Certes, les trois points de couleur en haut à gauche des fenêtres applicatives du Mac ne seraient pas forcément adaptés sur iPad, mais ce système simple pourrait être adapté au tactile et être toujours accessible, immédiatement. De même, quand on a passé une application en plein écran, on aimerait pouvoir la refenêtrer à sa dimension précédente via un simple bouton…
Bref, quelle que soit la solution à apporter, celle qui est proposée actuellement n’est pas la plus efficace et la plus ergonomique. Mais une fois encore, nous avons affaire à une bêta.
Et puis, malgré quelques petits détails encore à ajuster, il est très facile de passer d’une application à une autre. Les fenêtres se superposent intelligemment, sans jamais totalement se cacher. Mis à part une relative rigidité dans la disposition des fenêtres et quelques petits bugs, tout va bien.
D’excellentes idées compensent les menus soucis que nous avons rencontrés. Quand les fenêtres se multiplient et prennent de la hauteur, on apprécie que le Dock, actif par défaut, s’escamote. Pas d’inquiétude, il revient quand on a besoin de lui, ne serait-ce qu’en glissant son doigt du bord inférieur de l’écran vers le haut.
Par ailleurs, quand les fenêtres deviennent trop larges, les piles latérales d’applications se masquent également afin de laisser de la place à ce qui compte à cet instant, l’espace de travail. C’est assez épatant, et toujours fluide.
On recommandera toutefois de ne pas juxtaposer plus de trois applications qui ont besoin d’espace, afin de pouvoir les déplacer et redimensionner facilement. Enfin, on regrettera simplement qu’il ne soit pas facile de profiter du meilleur des deux mondes : les espaces multitâches à deux applis en plein écran, et Stage Manager. Il n’est ainsi pas facile (voire pas possible, en fait) de juxtaposer deux fenêtres en plein écran dans Stage Manager.
C’est un petit regret, car cela permettrait de bénéficier à l’envi des deux options de présentations. Cela renforcerait l’idée de permettre à l’utilisateur de se concentrer sur deux tâches, sur un espace de travail, tout en permettant de conserver l’incroyable fluidité apportée par le système des piles applicatives sur le côté gauche de l’écran.
A utiliser Stage Manager, on entend bien qu’il y a encore un peu de marge de progression. On perçoit, deci delà, un léger manque de souplesse dans certaines interactions. Citons, à titre d’exemple, la première d’entre elle : celle qui permet d’activer Stage Manager.
A notre connaissance, on ne peut l’activer que depuis le Centre de contrôle. Pour apporter plus de fluidité, on aurait vraiment aimé pouvoir la lancer au travers d’un raccourci. Après tout, iPadOS en regorge… La preuve, on peut invoquer le Centre de Contrôle avec Fn C.
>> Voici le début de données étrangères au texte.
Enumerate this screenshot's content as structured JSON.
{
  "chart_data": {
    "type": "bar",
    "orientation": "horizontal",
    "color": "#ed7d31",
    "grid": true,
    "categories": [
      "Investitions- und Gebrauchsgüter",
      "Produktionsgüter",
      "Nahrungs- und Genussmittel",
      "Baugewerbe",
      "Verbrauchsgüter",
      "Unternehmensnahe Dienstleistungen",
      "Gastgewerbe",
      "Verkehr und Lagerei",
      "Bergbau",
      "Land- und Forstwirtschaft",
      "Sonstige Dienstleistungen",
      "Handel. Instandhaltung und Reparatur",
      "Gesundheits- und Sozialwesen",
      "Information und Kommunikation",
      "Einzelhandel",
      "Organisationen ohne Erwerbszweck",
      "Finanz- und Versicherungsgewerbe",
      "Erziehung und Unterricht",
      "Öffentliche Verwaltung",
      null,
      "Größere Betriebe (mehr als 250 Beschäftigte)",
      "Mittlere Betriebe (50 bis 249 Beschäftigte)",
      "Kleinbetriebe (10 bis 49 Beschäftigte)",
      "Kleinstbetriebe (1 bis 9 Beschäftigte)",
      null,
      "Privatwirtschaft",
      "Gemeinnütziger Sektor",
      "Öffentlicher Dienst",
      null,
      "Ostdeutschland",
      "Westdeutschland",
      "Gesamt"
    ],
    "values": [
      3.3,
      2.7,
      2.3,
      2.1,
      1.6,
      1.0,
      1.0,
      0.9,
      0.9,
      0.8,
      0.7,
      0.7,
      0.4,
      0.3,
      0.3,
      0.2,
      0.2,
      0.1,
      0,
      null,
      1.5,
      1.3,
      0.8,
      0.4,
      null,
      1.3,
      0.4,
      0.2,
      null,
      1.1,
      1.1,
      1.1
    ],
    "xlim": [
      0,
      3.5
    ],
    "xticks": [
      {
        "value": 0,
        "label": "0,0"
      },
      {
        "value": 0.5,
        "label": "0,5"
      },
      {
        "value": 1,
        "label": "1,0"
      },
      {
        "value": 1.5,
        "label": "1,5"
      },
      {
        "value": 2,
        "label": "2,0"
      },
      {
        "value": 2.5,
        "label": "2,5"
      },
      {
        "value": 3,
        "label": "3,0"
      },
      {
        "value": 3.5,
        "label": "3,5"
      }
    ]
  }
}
En attendant une version définitive…
Stage Manager est en cours d’affinement, mais sa première mouture est prometteuse, très prometteuse. Craig Federighi, le patron du logiciel pour Apple, a d’ores et déjà promis des améliorations, des évolutions au fil de l’été. Mais ce premier pas va clairement dans la bonne direction. Pour la première fois, il semblerait que matériel et logiciel aillent main dans la main – au point de repousser les configurations dans leurs retranchements.
Evidemment, comme beaucoup, on regrettera que Stage Manager ne soit pas disponible sur tous les iPad, mais au-delà des besoins en ressources que seuls les modèles plus récents proposent, Apple tient là l’élément parfait pour tracer au sein de ses tablettes une ligne de partage claire.
Partant que tous les iPad sont très polyvalents, certains le seront davantage que d’autres, ajoutant à leur arc la corde de la productivité classique, réservée habituellement aux Mac…
Alors, posons la question une fois encore : les iPad sont-ils désormais des alternatives crédibles aux PC et Mac portables ? Pour ceux qui supportent Stage Manager, la réponse qui se dessine dans le lointain a des airs de grand « oui ».